Trump’s Foreign Policy on Palestine and the Middle East: On February 7, The Jerusalem Fund hosted a discussion titled “Trump’s Foreign Policy Positions on Palestine and the Middle East” with Dr. Nathan Brown, Professor of Political Science and International Affairs and Director, Institute for Middle East Studies and Middle East Studies Program, George Washington University; Philip J. Crowley, Professor of Practice and Distinguished Fellow at the Institute for Public Diplomacy and Global Communication, George Washington University; and Dr. Shibley Telhami, Anwar Sadat Professor for Peace and Development, Director of the University of Maryland Critical Issues Poll, and nonresident senior fellow at the Brookings Institution.
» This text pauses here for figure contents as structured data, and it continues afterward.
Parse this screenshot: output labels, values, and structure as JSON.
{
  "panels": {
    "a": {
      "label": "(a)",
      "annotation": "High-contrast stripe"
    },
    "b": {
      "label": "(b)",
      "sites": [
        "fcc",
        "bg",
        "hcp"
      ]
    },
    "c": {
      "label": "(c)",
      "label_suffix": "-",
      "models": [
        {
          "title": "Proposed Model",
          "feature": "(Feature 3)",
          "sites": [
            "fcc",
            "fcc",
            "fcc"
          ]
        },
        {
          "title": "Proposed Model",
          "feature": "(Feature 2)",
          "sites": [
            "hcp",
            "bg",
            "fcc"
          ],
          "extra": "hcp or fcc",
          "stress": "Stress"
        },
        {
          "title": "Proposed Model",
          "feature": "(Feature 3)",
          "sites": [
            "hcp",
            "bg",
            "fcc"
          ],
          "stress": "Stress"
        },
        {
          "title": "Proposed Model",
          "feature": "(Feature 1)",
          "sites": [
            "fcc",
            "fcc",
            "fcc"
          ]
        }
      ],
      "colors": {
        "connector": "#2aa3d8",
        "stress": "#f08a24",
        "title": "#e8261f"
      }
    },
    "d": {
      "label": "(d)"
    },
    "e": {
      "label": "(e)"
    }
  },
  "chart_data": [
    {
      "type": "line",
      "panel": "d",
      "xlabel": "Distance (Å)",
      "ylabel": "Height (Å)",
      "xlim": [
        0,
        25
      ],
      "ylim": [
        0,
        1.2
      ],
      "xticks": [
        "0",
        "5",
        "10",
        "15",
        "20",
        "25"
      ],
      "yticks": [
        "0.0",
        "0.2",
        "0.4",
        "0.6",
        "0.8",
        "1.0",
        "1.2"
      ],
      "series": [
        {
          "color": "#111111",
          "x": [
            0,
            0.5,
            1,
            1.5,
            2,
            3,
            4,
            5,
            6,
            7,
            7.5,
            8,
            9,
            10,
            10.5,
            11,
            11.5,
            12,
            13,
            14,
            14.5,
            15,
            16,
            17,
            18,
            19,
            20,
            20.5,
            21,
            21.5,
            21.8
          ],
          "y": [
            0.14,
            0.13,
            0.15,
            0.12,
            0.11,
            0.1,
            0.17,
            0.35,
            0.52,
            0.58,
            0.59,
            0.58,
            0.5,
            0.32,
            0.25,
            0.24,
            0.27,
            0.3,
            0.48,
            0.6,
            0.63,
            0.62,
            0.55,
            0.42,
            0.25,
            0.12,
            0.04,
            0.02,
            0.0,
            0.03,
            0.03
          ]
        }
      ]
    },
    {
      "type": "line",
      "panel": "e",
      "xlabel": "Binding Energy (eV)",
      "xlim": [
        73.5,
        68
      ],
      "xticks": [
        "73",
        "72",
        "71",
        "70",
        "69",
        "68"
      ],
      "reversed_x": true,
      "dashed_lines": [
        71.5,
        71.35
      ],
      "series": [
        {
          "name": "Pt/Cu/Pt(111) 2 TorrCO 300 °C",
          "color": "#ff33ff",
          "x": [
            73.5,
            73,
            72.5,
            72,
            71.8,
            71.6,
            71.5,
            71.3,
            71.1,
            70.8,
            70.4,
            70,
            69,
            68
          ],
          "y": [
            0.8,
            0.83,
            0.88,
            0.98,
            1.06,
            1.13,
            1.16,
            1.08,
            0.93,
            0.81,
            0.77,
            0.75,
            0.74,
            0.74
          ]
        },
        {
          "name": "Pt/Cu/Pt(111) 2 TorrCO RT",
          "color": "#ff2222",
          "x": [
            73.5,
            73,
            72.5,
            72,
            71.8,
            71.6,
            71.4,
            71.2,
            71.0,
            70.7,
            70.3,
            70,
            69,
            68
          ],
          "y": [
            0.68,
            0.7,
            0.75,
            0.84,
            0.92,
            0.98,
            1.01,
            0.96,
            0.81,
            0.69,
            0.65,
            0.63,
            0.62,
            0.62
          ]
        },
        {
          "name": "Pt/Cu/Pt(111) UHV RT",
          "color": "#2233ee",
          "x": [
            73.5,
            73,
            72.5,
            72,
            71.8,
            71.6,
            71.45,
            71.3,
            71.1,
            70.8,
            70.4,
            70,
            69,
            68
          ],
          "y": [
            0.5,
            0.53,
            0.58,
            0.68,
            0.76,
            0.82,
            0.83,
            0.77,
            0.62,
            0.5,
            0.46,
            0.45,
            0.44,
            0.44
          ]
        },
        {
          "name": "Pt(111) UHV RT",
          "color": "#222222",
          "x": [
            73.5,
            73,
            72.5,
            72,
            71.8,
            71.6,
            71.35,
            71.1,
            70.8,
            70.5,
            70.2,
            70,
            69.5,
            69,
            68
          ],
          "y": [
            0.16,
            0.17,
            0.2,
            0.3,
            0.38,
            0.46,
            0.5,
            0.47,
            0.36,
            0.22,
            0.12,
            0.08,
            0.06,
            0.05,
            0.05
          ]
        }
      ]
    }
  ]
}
While the panelists described Trump’s foreign policy in the region as “belligerent minimalism,” they remain hopeful that his administration will not cause any irreversible seismic shifts. Beginning with his demonstrated hostility to international organizations, it is unlikely that a US exit from these institutions will have much impact on Arab countries, as they have been typically weak institutionally. Despite no clear vision, there is also the constant discussion of combating “radical Islamic terrorism,” which suggests a heightening of the importance of regional security issues. However, due to his stated aversion to “boots on the ground,” Trump’s policy is likely to have some continuity with the Obama doctrine. Furthermore, he has working relationships with several Arab heads of state and his tough rhetoric on Iran is likely to reassure the Gulf. While policies like the travel ban are likely to weaken support for future initiatives, the administration’s foreign policy objectives do not point to wanting to reshape the Middle East.
As for the Israeli-Palestinian conflict, Trump’s comments about moving the American embassy to Jerusalem have many worried that the peace process is in jeopardy. The main area for concern here is that for Trump’s largest support bloc, the Evangelicals, Israel is one of the top two most important policy areas. So the question then becomes, how much damage will be done? The first measurement will come from how permissive the administration is with concrete changing of facts on the ground, like construction and settlement building. The second will be to what extent Trump’s empowerment of outside groups can cause a paradigm shift, effectively allowing them to “pull the rug out” from mainstream ideas like the two-state solution, and instead opt for more dramatic moves to change previously held ideas. Despite this gloomy scenario, the panelists maintained that it is unlikely that the administration will be able to push any plan into reality. They noted that the biggest shifts to this conflict, and regional dynamics more broadly, has come from outside events (e.g., the Iranian revolution, the Palestinian intifadas, 9/11, etc.) rather than legislative actions or peace plan agendas.